Twenty years ago, Metcalf successfully led the effort to relocate the show to Utah.

To fully appreciate his rationale, one needs to understand the economic impact the outdoor industry has on both the national and the state economies. It generates nearly $650 billion in gross national product (GNP) activity. At the state level, it generates nearly $12 billion and is responsible for about 120,000 jobs. The OR show, itself, delivers nearly $50 million of direct spending to Utah.

Metcalf authored an OP-ED in the Salt Lake Tribune, advocating for the Outdoor Retailer to leave Utah.

“… The state has some of the country’s most beautiful, varied, wild and iconic public lands that personified our industry’s values,” he wrote. “Utah’s public lands also formed the underpinnings of the state’s great competitive advantage — an unmatched quality of life unique to much of America that has attracted some of the best and brightest companies and their employees to the state.”

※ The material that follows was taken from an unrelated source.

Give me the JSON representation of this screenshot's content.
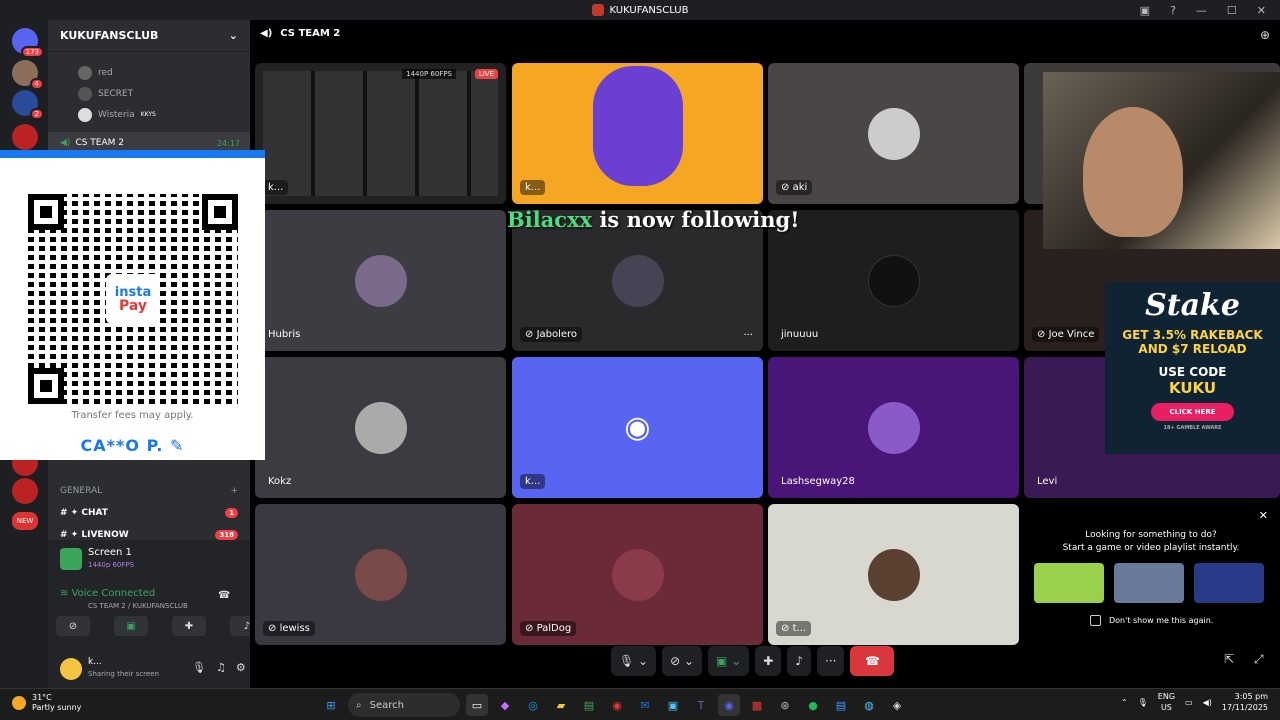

In explaining why he is urging the OR show to leave, he wrote, “Utah’s political leadership has birthed an anti-public lands political agenda that is the driving force of an existential threat to the vibrancy of Utah and America’s outdoor industry, as well as Utah’s high quality of life.

“Specifically, Utah’s top elected officials’ stated strategy is to take down our newest national monument, Bears Ears, gut the Antiquities Act, starve funding from federal land management agencies, and transfer our country’s public lands to state ownership, where the state will sell and prioritize extractive use over all others.

“This agenda is antithetical to our industry, let alone the majority of our citizens regardless of party affiliation. By our industry’s twice-annual trade show remaining in Utah, we are actually complicit collaborators in our own demise.

“It’s time for the industry to again find its voice, speak truth and power to power while making it clear to the governor and the state’s political leadership that this trade show will depart with the expiration of the current contract in 2018 unless the leadership ceases its assault on America’s best idea.”

SeniorsSkiing.com stands with Peter Metcalf on this issue.

3 Comments

  1. Robert Dunn says:

    As they say “Follow the money”. Here one will follow the truth of what they want. This despite the fact of how wonderful the state is for outdoor recreation and the money it brings to the state.

  2. Cliff Bergman says:

    It’s nice to see someone with a BIG set speak out.

  3. George Covington says:

    Hooray for Peter Metcalf. The attitude of the current crop of right wing Utah pols reminds me of the benighted efforts of Jackson Hole ranchers to prevent the creation of Grand Teton National Park. All that land would now be fillef with commercial development had they succeeded.